Certes la demande en viande ovine manque de tonus en Union européenne, mais l’équilibre entre l’offre et la demande sur le marché international semble en mesure de garantir des prix plus élevés en 2020.

L’année 2019 a été difficile sur le marché français de la viande ovine, dominée par les incertitudes liées au Brexit et la pression des importations britanniques. Quelques facteurs internationaux laissent néanmoins augurer d’une année 2020 plus fluide. D’une part, trêve de tergiversation, le Brexit aura lieu le 31 janvier, avec une période de transition de 11 mois. Le quota néo-zélandais sans droit de douane devrait être partagé de manière équivalente entre l’UE et le Royaume-Uni, 114 000 tonnes chacun. Une solution vivement désapprouvée par la Nouvelle-Zélande pour son manque de flexibilité.

Par ailleurs, la production britannique pourrait reculer de 5 % en lien avec la baisse du cheptel. Et les exportations pourraient chuter de 15 % selon AHDB. Une baisse qui pourrait néanmoins être moins prononcée si la demande britannique manque de tonus.

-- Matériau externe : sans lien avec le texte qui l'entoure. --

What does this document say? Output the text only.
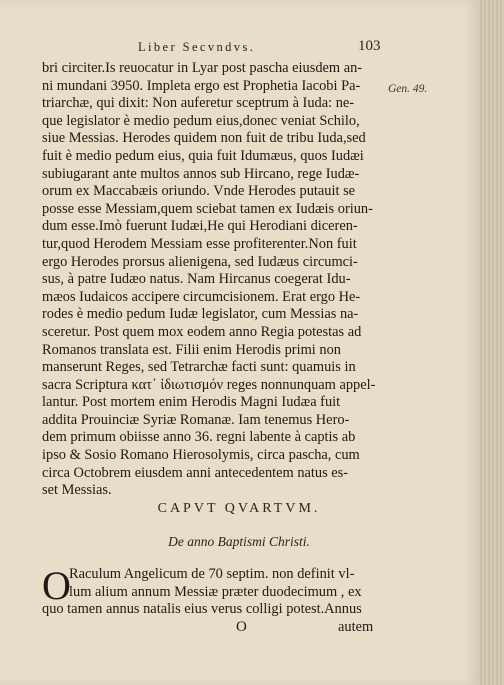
Liber Secvndvs.	103
Gen. 49.
bri circiter.Is reuocatur in Lyar post pascha eiusdem an-
ni mundani 3950. Impleta ergo est Prophetia Iacobi Pa-
triarchæ, qui dixit: Non auferetur sceptrum à Iuda: ne-
que legislator è medio pedum eius,donec veniat Schilo,
siue Messias. Herodes quidem non fuit de tribu Iuda,sed
fuit è medio pedum eius, quia fuit Idumæus, quos Iudæi
subiugarant ante multos annos sub Hircano, rege Iudæ-
orum ex Maccabæis oriundo. Vnde Herodes putauit se
posse esse Messiam,quem sciebat tamen ex Iudæis oriun-
dum esse.Imò fuerunt Iudæi,He qui Herodiani diceren-
tur,quod Herodem Messiam esse profiterenter.Non fuit
ergo Herodes prorsus alienigena, sed Iudæus circumci-
sus, à patre Iudæo natus. Nam Hircanus coegerat Idu-
mæos Iudaicos accipere circumcisionem. Erat ergo He-
rodes è medio pedum Iudæ legislator, cum Messias na-
sceretur. Post quem mox eodem anno Regia potestas ad
Romanos translata est. Filii enim Herodis primi non
manserunt Reges, sed Tetrarchæ facti sunt: quamuis in
sacra Scriptura κατ᾽ ἰδιωτισμόν reges nonnunquam appel-
lantur. Post mortem enim Herodis Magni Iudæa fuit
addita Prouinciæ Syriæ Romanæ. Iam tenemus Hero-
dem primum obiisse anno 36. regni labente à captis ab
ipso & Sosio Romano Hierosolymis, circa pascha, cum
circa Octobrem eiusdem anni antecedentem natus es-
set Messias.
CAPVT QVARTVM.
De anno Baptismi Christi.
O
Raculum Angelicum de 70 septim. non definit vl-
lum alium annum Messiæ præter duodecimum , ex
quo tamen annus natalis eius verus colligi potest.Annus
O	autem
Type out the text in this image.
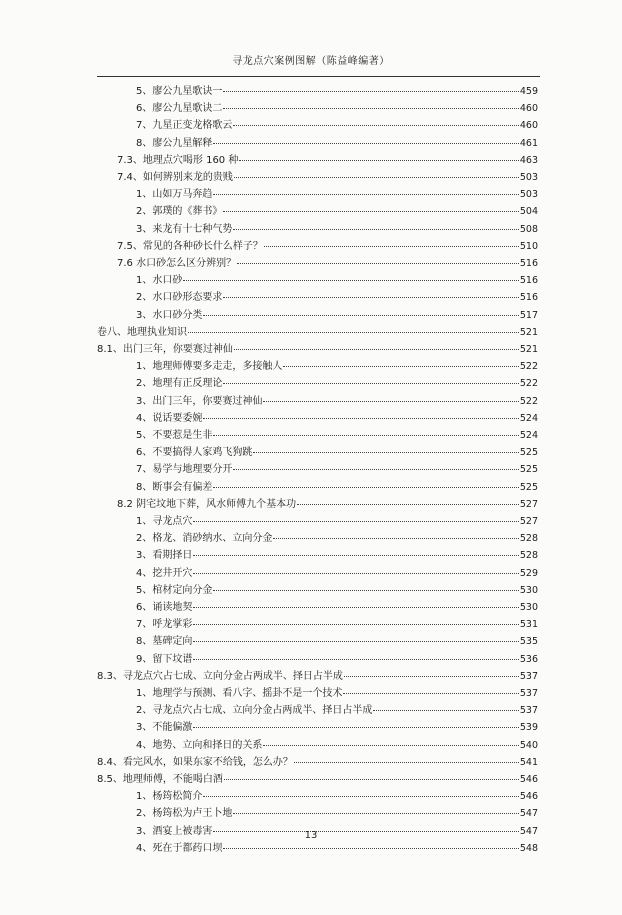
寻龙点穴案例图解（陈益峰编著）
5、廖公九星歌诀一	459
6、廖公九星歌诀二	460
7、九星正变龙格歌云	460
8、廖公九星解释	461
7.3、地理点穴喝形 160 种	463
7.4、如何辨别来龙的贵贱	503
1、山如万马奔趋	503
2、郭璞的《葬书》	504
3、来龙有十七种气势	508
7.5、常见的各种砂长什么样子？	510
7.6 水口砂怎么区分辨别？	516
1、水口砂	516
2、水口砂形态要求	516
3、水口砂分类	517
卷八、地理执业知识	521
8.1、出门三年，你要赛过神仙	521
1、地理师傅要多走走，多接触人	522
2、地理有正反理论	522
3、出门三年，你要赛过神仙	522
4、说话要委婉	524
5、不要惹是生非	524
6、不要搞得人家鸡飞狗跳	525
7、易学与地理要分开	525
8、断事会有偏差	525
8.2 阴宅坟地下葬，风水师傅九个基本功	527
1、寻龙点穴	527
2、格龙、消砂纳水、立向分金	528
3、看期择日	528
4、挖井开穴	529
5、棺材定向分金	530
6、诵读地契	530
7、呼龙掌彩	531
8、墓碑定向	535
9、留下坟谱	536
8.3、寻龙点穴占七成、立向分金占两成半、择日占半成	537
1、地理学与预测、看八字、摇卦不是一个技术	537
2、寻龙点穴占七成、立向分金占两成半、择日占半成	537
3、不能偏激	539
4、地势、立向和择日的关系	540
8.4、看完风水，如果东家不给钱，怎么办？	541
8.5、地理师傅，不能喝白酒	546
1、杨筠松简介	546
2、杨筠松为卢王卜地	547
3、酒宴上被毒害	547
4、死在于都药口坝	548
13
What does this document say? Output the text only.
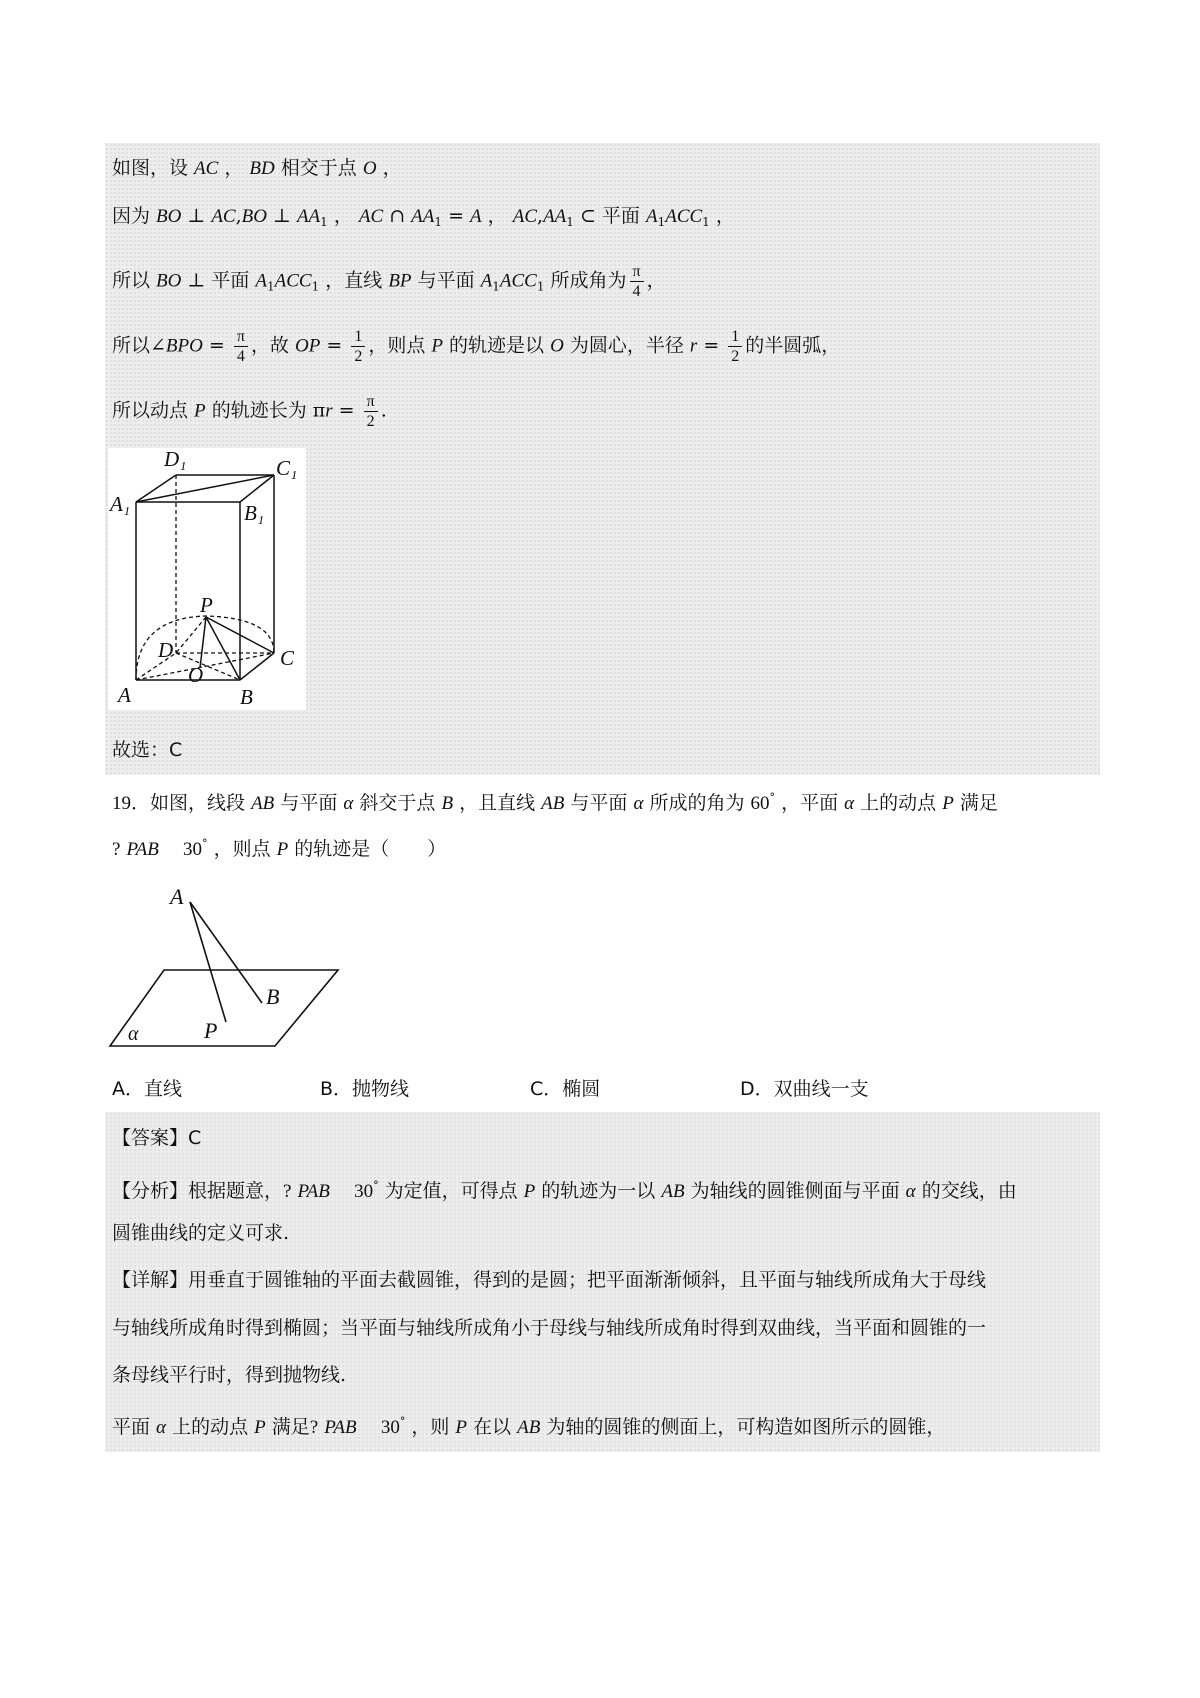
如图，设 AC ， BD 相交于点 O ，
因为 BO ⊥ AC,BO ⊥ $AA_1$ ， AC ∩ $AA_1 = A$ ， $AC,AA_1$ ⊂ 平面 $A_1ACC_1$ ，
所以 BO ⊥ 平面 $A_1ACC_1$ ，直线 BP 与平面 $A_1ACC_1$ 所成角为 $\frac{\pi}{4}$ ，
所以∠BPO = $\frac{\pi}{4}$ ，故 OP = $\frac{1}{2}$ ，则点 P 的轨迹是以 O 为圆心，半径 $r = \frac{1}{2}$ 的半圆弧，
所以动点 P 的轨迹长为 $\pi r = \frac{\pi}{2}$ .
D₁	C₁
A₁	B₁
P
D	C
O
A	B
故选：C
19．如图，线段 AB 与平面 α 斜交于点 B ，且直线 AB 与平面 α 所成的角为 60° ，平面 α 上的动点 P 满足
? PAB 30° ，则点 P 的轨迹是（　　）
A
B
P
α
A．直线	B．抛物线	C．椭圆	D．双曲线一支
【答案】C
【分析】根据题意，? PAB 30° 为定值，可得点 P 的轨迹为一以 AB 为轴线的圆锥侧面与平面 α 的交线，由
圆锥曲线的定义可求.
【详解】用垂直于圆锥轴的平面去截圆锥，得到的是圆；把平面渐渐倾斜，且平面与轴线所成角大于母线
与轴线所成角时得到椭圆；当平面与轴线所成角小于母线与轴线所成角时得到双曲线，当平面和圆锥的一
条母线平行时，得到抛物线.
平面 α 上的动点 P 满足? PAB 30° ，则 P 在以 AB 为轴的圆锥的侧面上，可构造如图所示的圆锥，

Forte demande chinoise et disponibilités mondiales serrées

Dans le même temps, la Chine ne va pas se remettre instantanément de la peste porcine et tout laisse à penser que ses besoins en protéines animales diverses resteront élevés en 2020. Ce qui devrait continuer d’inciter l’Océanie à se tourner vers ce client aux dépens de l’UE. Comme les disponibilités australiennes sont attendues en repli, sous l’effet des sécheresses et des incendies, et que l’offre néo-zélandaise à l’export ne devrait pas évoluer, il est possible que les volumes arrivant dans l’UE soient plus limités. Une bonne nouvelle pour l’agneau français qui devrait bénéficier d’un horizon plus dégagé. Néanmoins, il reste important que l’agneau soit correctement mis en avant et que les Français ne perdent pas l’habitude de l’inscrire au menu.